Flowers for Algernon era un bellissimo romanzo di Daniel Keyes che raccontava, attraverso le memorie di un Guinea Pig umano, i progressi di un farmaco creato per migliorare le capacità intellettive. Charlie Gordon era il nome della cavia, dal romanzo sarebbe stato poi tratto un bellissimo film che in Italia è noto come I due mondi di Charlie, con un monumentale Cliff Robertson, meritatissimo Oscar per la sua interpretazione. Cosa che non successe a Bradley Cooper per il decisamente più pop Limitless (e neanche a Maccio Capatonda per Italiano medio, parodia di quest’ultimo), ma ciò che accomuna i film che trattano quest’argomento, ovvero un cervello troppo affilato da gestire, sono le infinite implicazioni morali da affrontare.

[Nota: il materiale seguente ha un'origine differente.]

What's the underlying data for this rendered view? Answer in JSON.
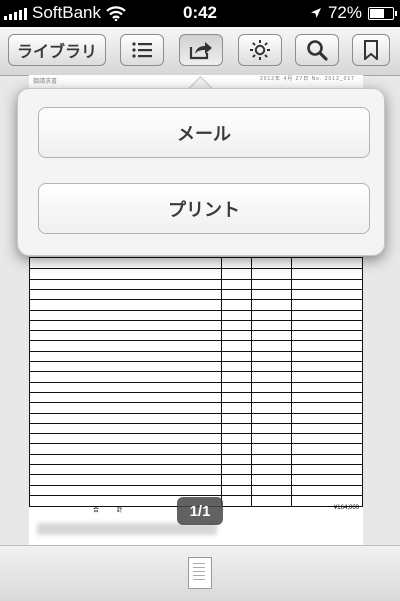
{
  "status_bar": {
    "carrier": "SoftBank",
    "time": "0:42",
    "battery": "72%",
    "battery_level": 0.72
  },
  "toolbar": {
    "library_label": "ライブラリ"
  },
  "share_menu": {
    "items": [
      {
        "label": "メール"
      },
      {
        "label": "プリント"
      }
    ]
  },
  "document": {
    "header_left": "御請求書",
    "header_right": "2012年 4月 27日 No. 2012_017",
    "total_label": "合 計",
    "total_amount": "¥164,000"
  },
  "page_indicator": "1/1"
}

Avere una mente completamente aperta, lucida, analitica, significa azzerare le convenzioni sociali, perseguendo sempre ciò che è più logicamente corretto. Questo vuol dire, generalmente, risolvere I problemi evidenti soppesando gli eventuali danni successivi sempre e comunque come collaterali. Questo significa che nessuno con un minimo di sale in zucca bombarderebbe la Corea del Nord, perché le conseguenze sarebbero di gran lunga peggiori della soluzione, tanto per fare un esempio. Ma avrebbe senso uccidere un uomo che provoca sofferenza a molte persone per estirpare il cancro.
Scenari affascinanti, filosoficamente parlando, ma non è il caso di andare a scomodare esimi pensatori per parlare de Il libro di Henry.
Henry è un ragazzino geniale, quoziente intellettivo siderale e unico sostegno di una mamma che senza di lui sarebbe White Trash e di un fratellino che decisamente non ha avuto lo stesso dono dalla natura. Non è un nerd e sa cosa sono le ragazze, in particolare la sua vicina di casa e compagna di scuola, che però nasconde un terribile segreto. Per cui Henry ha già trovato una soluzione. Ma purtroppo non potrà risolvere lui il problema.
Diretto da Colin Trevorrow e scritto da Gregg Hurwitz, Il libro di Henry è una storia nata con enormi potenzialità, soprattutto grazie alla quantità di dilemmi etici che pone. Purtroppo quasi tutto si perde nella sua realizzazione, spezzando il film in due segmenti di genere, il primo in cui vediamo la classica storia del ragazzo prodigio, e la seconda un noir che potrebbe essere a tinte fortissime, ma che viene invece edulcorato, anche malamente, perché di fatto parliamo di un family movie.
Il libro di Henry è un film eticamente controverso nella sua stessa essenza.
E pur nel suo essere sbagliato, questo lo rende quasi affascinante, soprattutto per quello che sarebbe potuto diventare e per il dibattito che avrebbe generato. Trevorrow invece appiattisce tutto e manda avanti la storia stancamente, cinematograficamente parlando, salvato dalle belle interpretazioni di Jaeden Lieberher (già bravissimo in It), del fenomenale Jacob Tremblay (lo vedremo presto, eccezionale, in Wonder) e di una sempre piacevolissima Naomi Watts, mamma coraggio.
Sarebbe stato bello leggerlo più a fondo il libro di Henry.
Avremmo probabilmente trovato risposte che non ci sarebbero piaciute a domande che evitiamo di farci.